Le 12/01/2022 à 15h55
A priori, si les données sont utiles a l’enquête, elles sont bien conservées, que ce soit par Europol ou la police locale. De plus, si ces données sont tant liées a une enquête en cours, elles ont déjà du faire l’objet d’un traitement. Donc l’idée serait plutôt de viser les données amassées en masse, comme par exemple sur l’affaire du cryptophone. Que ces données soient utiles a des enquêtes oui, mais de la a stocker “a vie” les données de tout le monde, non.
Le 12/01/2022 à 11h36
Mais non, il ne s’agit pas des données des suspects, témoins et victimes … Comme dit dans l’article, il s’agit de données collectées “au hasard” des procédures judiciaires, mais aussi par des programmes de surveillance (dont certains controversés) qui concernent donc des personnes hors enquête.
Les données sont collectées “au cas où”, mais pas analysées tout de suite.
Doit-on vraiment conserver des données personnelles de personnes qui ne sont pas impliquées dans des procédures judiciaires (c’est à dire ni suspect, ni témoin, ni victime), “au cas où” ?
Au cas où une IA permettent d’exploiter ces données dans 10 ans ? 20 ans ?
Alors, il y a certainement un sujet sur la rapidité / l’efficacité des enquêtes de police et des moyens affectés à la Police et la Justice, mais de mon point de vue, ce ne peut pas être en conservant indéfiniment et sans motif des données collectées “au cas où”, qui représentent un risque pour la liberté des citoyens.
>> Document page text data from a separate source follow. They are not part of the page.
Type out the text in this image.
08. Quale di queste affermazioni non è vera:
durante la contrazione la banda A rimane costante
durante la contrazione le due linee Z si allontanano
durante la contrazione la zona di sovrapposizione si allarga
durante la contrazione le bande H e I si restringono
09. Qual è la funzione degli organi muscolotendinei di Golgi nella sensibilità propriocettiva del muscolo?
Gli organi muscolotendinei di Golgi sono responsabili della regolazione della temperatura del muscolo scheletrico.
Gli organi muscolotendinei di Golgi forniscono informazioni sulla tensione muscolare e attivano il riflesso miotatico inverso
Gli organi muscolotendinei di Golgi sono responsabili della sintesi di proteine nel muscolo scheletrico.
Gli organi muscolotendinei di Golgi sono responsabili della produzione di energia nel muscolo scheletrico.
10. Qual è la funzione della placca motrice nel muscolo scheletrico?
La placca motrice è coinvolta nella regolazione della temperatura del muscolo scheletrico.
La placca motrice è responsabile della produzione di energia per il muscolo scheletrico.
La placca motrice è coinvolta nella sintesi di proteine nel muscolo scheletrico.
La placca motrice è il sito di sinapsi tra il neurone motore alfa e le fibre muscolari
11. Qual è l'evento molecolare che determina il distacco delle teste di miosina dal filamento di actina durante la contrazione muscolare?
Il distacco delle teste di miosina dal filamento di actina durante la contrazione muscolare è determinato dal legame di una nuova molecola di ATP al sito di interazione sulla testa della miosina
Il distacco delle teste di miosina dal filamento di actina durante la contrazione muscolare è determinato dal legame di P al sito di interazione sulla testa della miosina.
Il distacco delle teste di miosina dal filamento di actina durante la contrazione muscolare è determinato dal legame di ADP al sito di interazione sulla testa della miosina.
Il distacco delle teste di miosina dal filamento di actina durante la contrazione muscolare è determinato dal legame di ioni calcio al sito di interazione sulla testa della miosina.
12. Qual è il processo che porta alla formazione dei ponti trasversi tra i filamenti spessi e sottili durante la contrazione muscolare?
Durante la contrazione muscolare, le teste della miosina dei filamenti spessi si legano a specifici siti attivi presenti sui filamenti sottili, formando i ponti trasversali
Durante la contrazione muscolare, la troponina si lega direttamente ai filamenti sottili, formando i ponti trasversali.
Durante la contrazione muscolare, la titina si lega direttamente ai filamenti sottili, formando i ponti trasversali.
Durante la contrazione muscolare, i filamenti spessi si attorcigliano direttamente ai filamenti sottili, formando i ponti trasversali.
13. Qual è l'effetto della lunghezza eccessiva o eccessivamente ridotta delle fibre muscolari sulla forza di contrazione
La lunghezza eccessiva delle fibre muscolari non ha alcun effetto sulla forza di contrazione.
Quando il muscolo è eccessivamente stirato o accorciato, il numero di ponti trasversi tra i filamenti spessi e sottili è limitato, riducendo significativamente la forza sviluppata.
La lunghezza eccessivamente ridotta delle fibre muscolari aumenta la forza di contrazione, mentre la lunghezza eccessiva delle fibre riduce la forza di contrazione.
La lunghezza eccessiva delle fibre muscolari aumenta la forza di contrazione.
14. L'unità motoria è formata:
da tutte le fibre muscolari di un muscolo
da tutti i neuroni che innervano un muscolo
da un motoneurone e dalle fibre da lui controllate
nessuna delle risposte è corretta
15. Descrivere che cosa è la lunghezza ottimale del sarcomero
Il s’agit encore et toujours de la balance sécurité / liberté.
En Europe, on a une législation qui protège les citoyens de l’exploitation de leurs données, les services de police doivent s’y conformer comme les autres, ça me semble très sain.
Et merci au CEPD de faire son job sans complaisance pour les administrations !
Le 13/01/2022 à 13h21
Je suis partagé sur le sujet… et ça me rappelle l’affaire des des malades guéris du covid dont on n’a put générer un pass sanitaire parce que les données de santé ont dut être effacées à 6 mois…
De plus, le problème est en partie que les données en questions ne sont pas du tout rattachées a une personne, objet d’enquête ou pas.
Le volume de donnée énoncé indique qu’au bout de 6 mois, elles n’ont pas été évaluées du tout.
Je ne connais pas la durée moyenne d’une enquête europol, mais en police nationale ça dépasse souvent les 2 ans, et parfois plus de 5.
Je proposerai plutôt de trancher en deux, et d’avoir des responsable RGPD à europol qui seront chargés d’épurer les données touchants aux sources protégées (avocats, journalistes, …) en moins de 6 mois, et de données manifestement hors affaires en moins de 2 ans.